Comme le montrent les exemples de réussite de villes ayant précédemment échoué, les habitants de Birmingham sont son plus grand atout. L'implication de la communauté dans la prise de décision, la recherche de solutions et la mise en œuvre de mesures de redressement peut favoriser un sentiment d'appropriation et de collaboration. En outre, la promotion de l'innovation et de l'esprit d'entreprise peut déboucher sur de nouvelles sources de revenus et de création d'emplois. De nombreuses villes dans le monde ont fait face à des défis financiers et les ont surmontés. La compréhension des mesures qu'elles ont mises en œuvre et l'adaptation des meilleures pratiques peuvent fournir à Birmingham une feuille de route éprouvée pour le redressement.
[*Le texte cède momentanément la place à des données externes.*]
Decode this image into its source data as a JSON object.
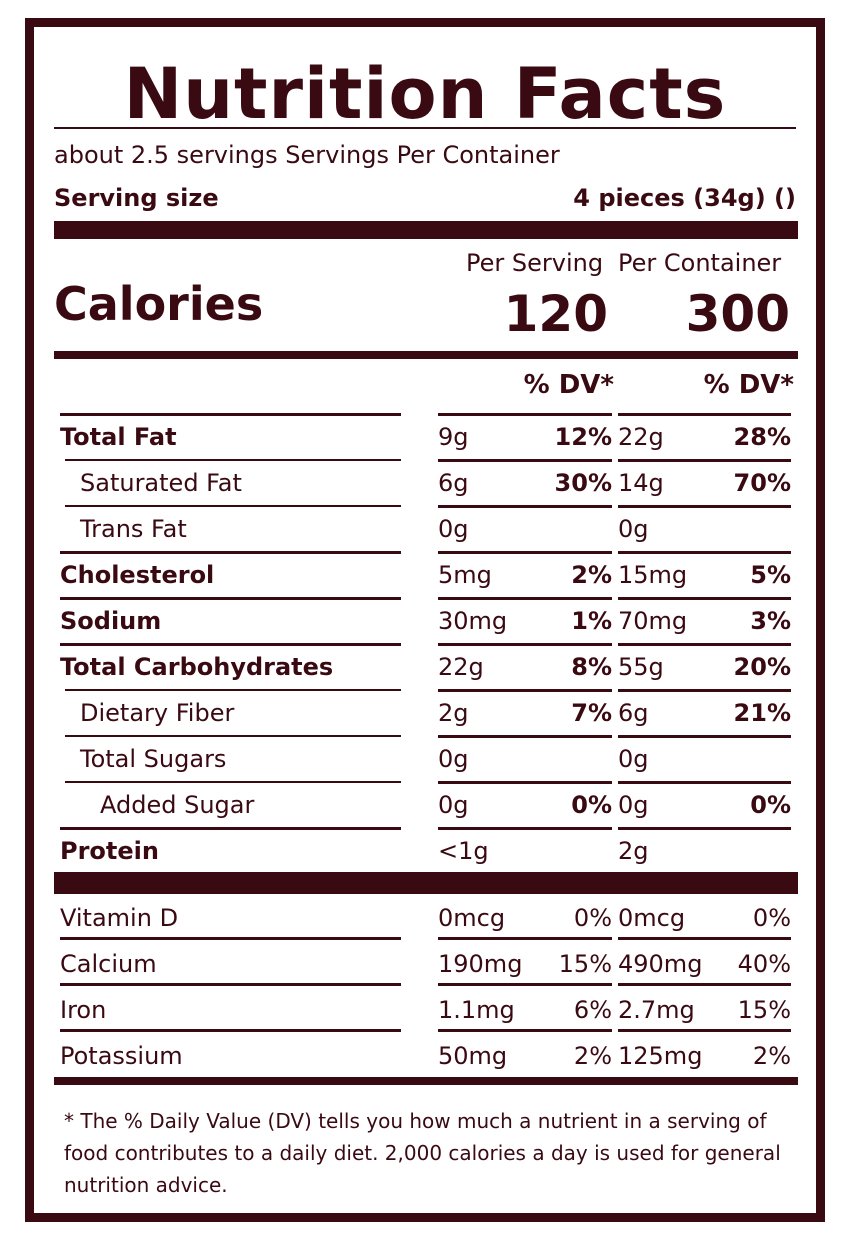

Alors que la deuxième ville de Grande-Bretagne est confrontée à des défis sans précédent, elle se trouve à la croisée des chemins. Les choix faits aujourd'hui façonneront sans aucun doute son avenir pour les générations à venir. En prenant des décisions stratégiques, en travaillant ensemble et en se concentrant sur la durabilité, Birmingham peut sortir de la crise actuelle et jeter les bases d'un avenir prospère et résilient.